Prompt Configuration
The secret weapon for seamless tool adoption by AI agents.
Why Prompts Matter
The prompt you configure in your AI agent (via agents.md or claude.md) plays a critical role in the ecosystem. A well-crafted prompt is the difference between:
❌ Without proper prompt: - "Use semantic search to find this" - "Search with parallel semantic search for that" - Constantly reminding the agent to use the tools - Friction in every interaction
✅ With proper prompt: - Agent naturally uses semantic search when appropriate - Understands when to use parallel vs single queries - Knows when to use refined answers vs raw results - Seamless integration that feels native

Agent naturally planning to use semantic search as part of its workflow - guided by the prompt, not by explicit user instruction
In the example above, you can see the agent: - Thinking proactively about semantic search access - Updating task status before performing the search - Planning the workflow with todos that include semantic search - No manual reminders needed - the prompt taught it to use the tool
The Problem: Tool Adoption
AI agents have access to many tools, but they don't automatically know when to use them. Without proper guidance in the prompt:
- Agents default to basic file reading instead of semantic search
- They might miss using commit history search
- They won't leverage parallel queries for complex questions
- Tools remain underutilized despite being available
The prompt is what teaches the agent to adopt the tools as part of its natural workflow.
What a Good Prompt Does
A well-designed prompt for this ecosystem should:
1. Define When to Use Semantic Search
The agent needs to understand semantic search is not just "another search" - it's the primary way to understand your codebase:
- Use semantic search for "how does X work?"

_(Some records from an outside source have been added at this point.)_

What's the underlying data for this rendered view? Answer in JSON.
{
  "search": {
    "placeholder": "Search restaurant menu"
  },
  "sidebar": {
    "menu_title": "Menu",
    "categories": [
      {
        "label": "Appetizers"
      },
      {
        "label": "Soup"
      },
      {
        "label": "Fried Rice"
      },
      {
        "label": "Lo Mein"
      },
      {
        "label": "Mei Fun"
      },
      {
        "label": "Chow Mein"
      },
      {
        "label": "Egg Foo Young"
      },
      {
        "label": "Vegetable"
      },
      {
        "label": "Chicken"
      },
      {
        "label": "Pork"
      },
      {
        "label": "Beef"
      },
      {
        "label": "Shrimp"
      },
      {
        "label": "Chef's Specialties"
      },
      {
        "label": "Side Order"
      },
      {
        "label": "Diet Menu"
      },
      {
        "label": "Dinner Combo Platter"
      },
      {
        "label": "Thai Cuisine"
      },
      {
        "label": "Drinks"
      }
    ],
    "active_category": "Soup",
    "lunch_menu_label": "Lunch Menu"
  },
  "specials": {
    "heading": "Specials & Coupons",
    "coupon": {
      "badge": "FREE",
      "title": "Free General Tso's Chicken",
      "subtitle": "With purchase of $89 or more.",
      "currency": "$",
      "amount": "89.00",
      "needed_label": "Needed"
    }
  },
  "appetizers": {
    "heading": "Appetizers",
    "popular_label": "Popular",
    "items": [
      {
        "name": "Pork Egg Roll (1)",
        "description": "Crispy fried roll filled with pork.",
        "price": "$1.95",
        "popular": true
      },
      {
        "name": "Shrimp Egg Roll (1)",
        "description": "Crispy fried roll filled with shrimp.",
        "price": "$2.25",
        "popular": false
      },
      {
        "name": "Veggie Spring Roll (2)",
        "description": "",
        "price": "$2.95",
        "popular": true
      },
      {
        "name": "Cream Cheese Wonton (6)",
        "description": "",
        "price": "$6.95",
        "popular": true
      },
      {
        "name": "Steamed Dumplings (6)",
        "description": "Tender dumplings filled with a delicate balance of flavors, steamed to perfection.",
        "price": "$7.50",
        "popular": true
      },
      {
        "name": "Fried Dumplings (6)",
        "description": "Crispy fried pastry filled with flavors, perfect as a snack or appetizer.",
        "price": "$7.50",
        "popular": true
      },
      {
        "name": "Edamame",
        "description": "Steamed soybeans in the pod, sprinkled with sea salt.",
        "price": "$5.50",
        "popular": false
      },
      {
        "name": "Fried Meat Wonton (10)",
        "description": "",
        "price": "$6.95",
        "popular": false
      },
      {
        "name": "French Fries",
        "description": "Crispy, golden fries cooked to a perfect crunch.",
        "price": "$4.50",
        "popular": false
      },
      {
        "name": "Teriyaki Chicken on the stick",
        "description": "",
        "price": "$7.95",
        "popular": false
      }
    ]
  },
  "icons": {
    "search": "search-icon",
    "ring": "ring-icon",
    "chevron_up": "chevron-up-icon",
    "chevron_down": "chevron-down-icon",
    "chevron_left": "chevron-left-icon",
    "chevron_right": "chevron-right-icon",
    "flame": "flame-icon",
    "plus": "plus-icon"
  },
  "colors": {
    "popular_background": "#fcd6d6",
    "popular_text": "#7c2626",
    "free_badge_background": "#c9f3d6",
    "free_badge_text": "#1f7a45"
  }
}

- Use it to find implementation patterns
- Use it to understand architecture
- Use it before reading files manually
2. Guide Parallel vs Single Search Strategy
The agent should know:
- Single query for specific, targeted searches
- Parallel queries for complex, multi-faceted questions
- When to use
refined_answer=Truefor analysis - When raw results are sufficient
3. Teach Commit History Search
Commit history is not just git log - it's semantic understanding of your codebase evolution:
- Search commits to understand "why" decisions were made
- Find similar past implementations
- Learn from previous refactorings
- Understand evolution of features
4. Integrate with the Workflow
The prompt should make tools feel like native capabilities, not external add-ons:
- Check
.codebase/state.jsonto know indexing status - Use semantic search before grep/file reading
- Leverage indexed commits for historical context
- Understand the relationship between indexer, search, and workflow
Prompt Structure
A good prompt for this ecosystem should include:
Project Context Section
- What the project is about
- Tech stack and conventions
- Current goals/tasks
Tool Usage Guidelines
- When to use semantic search (always prefer it)
- How to use parallel queries (complex questions)
- Why commit history matters (learning from past)
Workflow Integration
- Check indexing status first
- Use semantic search as primary discovery method
- Read files only after semantic search narrows scope
- Reference commits for historical context
Where to Configure
Claude Code
Create or edit ~/.claude/claude.md:
This file is automatically loaded by Claude Code on every session.
Codex / Other Agents
Create or edit agents.md in your project root or global config:
Different agents may use different filenames - check your agent's documentation.
Placeholder Prompt
Placeholder
The following is a placeholder prompt. A complete, production-ready prompt will be added here soon.
# System Instructions
You are an expert AI coding assistant with access to powerful semantic search tools.
## Available Tools
- `semantic_search`: Search code by meaning, not keywords
- `semantic_parallel_search`: Run multiple semantic queries in parallel
- `search_commit_history`: Search git history with LLM analysis
- `visit_other_project`: Search other codebases
## Tool Usage Guidelines
### Always Prefer Semantic Search
Before reading files manually:
1. Check `.codebase/state.json` for indexing status
2. Use `semantic_search` to understand the codebase
3. Use parallel queries for complex, multi-faceted questions
### Commit History is Knowledge
Use `search_commit_history` to:
- Understand why decisions were made
- Find similar past implementations
- Learn from previous work
### Strategy
- Single query: Specific, targeted searches
- Parallel queries: Complex questions requiring multiple angles
- Refined answer: When you need LLM analysis of results
- Raw results: When you just need code references
## Workflow
1. Check indexing status
2. Semantic search to understand
3. Read specific files for details
4. Reference commits for context
---
**[Your project-specific instructions go here]**
Best Practices
1. Be Specific About Tool Usage
Don't just say "use semantic search" - explain when and why:
❌ Bad: "Use semantic search when needed"
✅ Good: "Use semantic_search as the first step to understand any code question.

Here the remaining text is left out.